"Fame: Schizophrenia" (CC BY-NC-ND 2.0) by Isabelle Anne |
INTRODUCTION
“She talked almost without stopping for two or three days, paying no attention to any in the room or anything said to her...then gradually it became completely incoherent a mere jumble of dissociated words”.
(Manamy)
The above lines have been mentioned Virginia’s early stages of mania by her husband Leonard Woolf. Before describing her manic depressive psychosis and her tragic end, it is essential to know that why this illness was bound to come upon her? Is this natural or occurred due to terrible consequences of life? What has happened in her life? Why she has not met the natural death and committed suicide by leaving a suicidal note to her husband.
These questions can only be justified when one can read her life through the lens of Psychoanalysis. This post deals with the scenarios and conditions which influenced and made Woolf’s mind to use the lens of Psychoanalysis in her novels.
VIRGINIA'S DISEASE OF SCHIZOPHRENIA
“Psychoanalysis, after all, is primarily a narrative art, concerned with the recovery of memory and desire."
(Abel 1)
Every great artist has his vision of life, with the help of which he or she poeticizes or philosophises life, but some artists are content to portray life’s realities. Woolf simply wanted to paint a picture of real life as she saw but as life to her was not a fairy tale or some love affair, reconciliations, marriages etc. Virginia was suffering from psychological disorder called schizophrenia. Throughout her life span she was severely haunted by mental instability that she had no control over and ended her life in the form of committing suicide. But somewhere this psychological disease has helped Virginia’s unique style of writing to perceive people and society with the lens of psychoanalysis. Due to this aspect her purpose of the novel has changed. For her the novel was to render the service of an X-ray to reveal the innermost thoughts and feelings of man, to show what the semi-transparent envelope of human soul contained inside.

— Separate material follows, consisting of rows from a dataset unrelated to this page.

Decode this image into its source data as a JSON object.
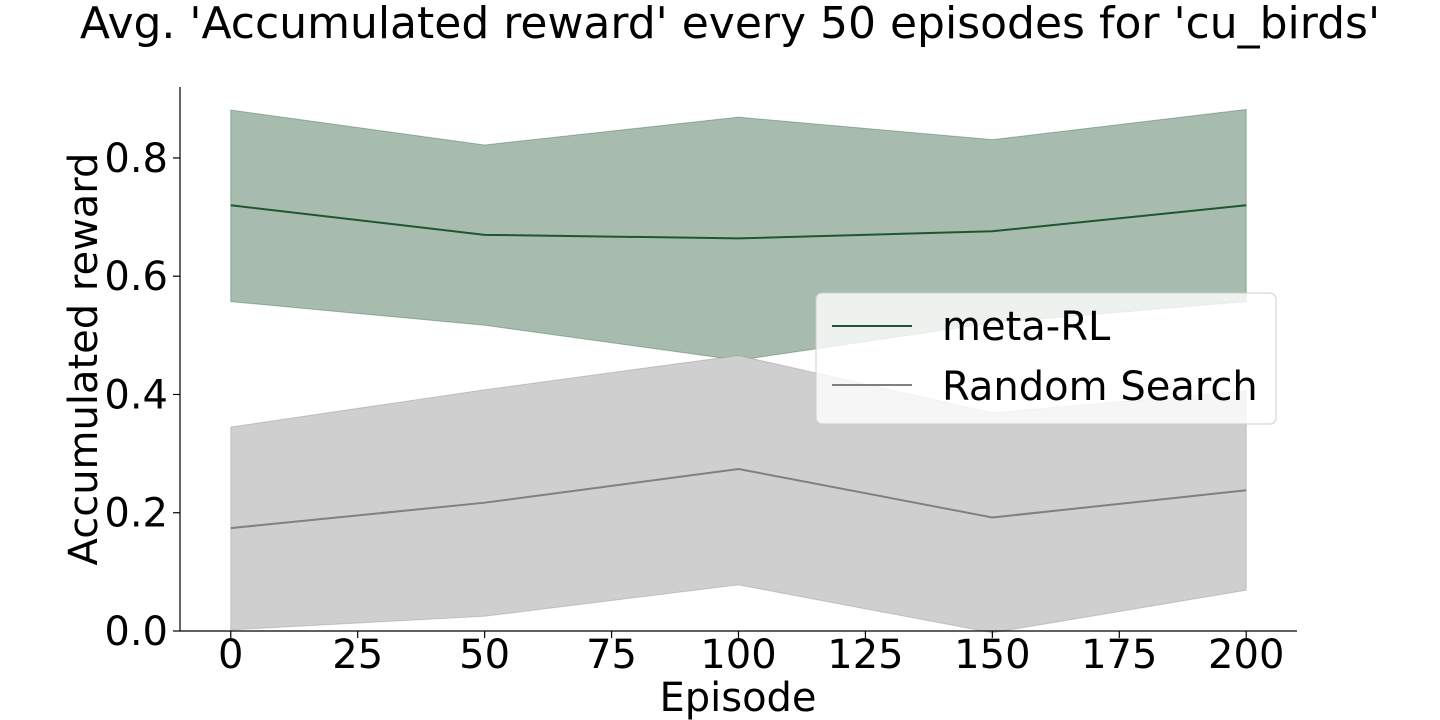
{
  "chart_data": {
    "type": "line",
    "title": "Avg. 'Accumulated reward' every 50 episodes for 'cu_birds'",
    "xlabel": "Episode",
    "ylabel": "Accumulated reward",
    "xlim": [
      -10,
      210
    ],
    "ylim": [
      0,
      0.92
    ],
    "xticks": [
      0,
      25,
      50,
      75,
      100,
      125,
      150,
      175,
      200
    ],
    "xtick_labels": [
      "0",
      "25",
      "50",
      "75",
      "100",
      "125",
      "150",
      "175",
      "200"
    ],
    "yticks": [
      0.0,
      0.2,
      0.4,
      0.6,
      0.8
    ],
    "ytick_labels": [
      "0.0",
      "0.2",
      "0.4",
      "0.6",
      "0.8"
    ],
    "x": [
      0,
      50,
      100,
      150,
      200
    ],
    "grid": false,
    "legend_position": "center-right",
    "series": [
      {
        "name": "meta-RL",
        "color": "#1e5631",
        "band_color": "#a7bcae",
        "values": [
          0.72,
          0.67,
          0.664,
          0.676,
          0.72
        ],
        "upper": [
          0.881,
          0.822,
          0.869,
          0.831,
          0.882
        ],
        "lower": [
          0.557,
          0.517,
          0.458,
          0.521,
          0.557
        ]
      },
      {
        "name": "Random Search",
        "color": "#808080",
        "band_color": "#cfcfcf",
        "values": [
          0.174,
          0.217,
          0.274,
          0.192,
          0.238
        ],
        "upper": [
          0.345,
          0.408,
          0.466,
          0.369,
          0.406
        ],
        "lower": [
          0.002,
          0.025,
          0.078,
          -0.003,
          0.069
        ]
      }
    ]
  }
}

REJECTED CONVENTIONAL STYLE OF WRITING
Virginia was therefore, depicted the myriad impression of human consciousness, to reflect vividly the consciousness of a person. For this purpose the older conventions of narration were unfit. Consequently these novelists of the school of the stream of consciousness rejected these conventions and dubbed them as false and artificial.
In her novels there are no sequences or connected series of events, leading to a climax, and there is no knot to be unraveled. There are events but they are not the immediate cause or consequences of other events in the book. Evaluation of the importance of events and scenes in her novels is made on the basis of their effect on the consciousness of her characters, and not upon their function in the plot. There are no catastrophes and no denouements in her novels. These sequences of events are ordered by their emotional connection with each other, rather than by their logical interrelation. The action moves backwards and forwards in memory.
Her characters are absorbed in thought. But their thoughts are not nebulous and chaotic; their mind does not move at random from idea to idea or from present to past and vice versa. As in her story so in her characterisation, the emphasis is on continuity and fluidity of experience rather than its definition or fixity. Externals of character are avoided, there is no description of their physical appearance etc., but their consciousness is presented.
SENSE OF REALITY
It has been mentioned in above lines that her communication has a sense of reality. But her conception of reality differed fundamentally from the realism of such novelist such as Arnold Bennett and John Galsworthy. She persuaded that reality as distinct from realism is an inward subjective awareness, and that to communicate a sense of it, the novelist must abandon the attempt to construct an external world, brick by brick and devote him to the building up of character through the complex consciousness.
Bibliography:
Bibliography:
- Abel, Elizabeth. Virginia Woolf and the Fiction of Psychoanalysis. London: University of Chicago Press, 1989. Print
- Manamy, John Mc. "Virginia Woolf and Her Madness." McMan's Depression and Bipolar. Mc man web. Com. 2001. Web. 04 Mar. 2015.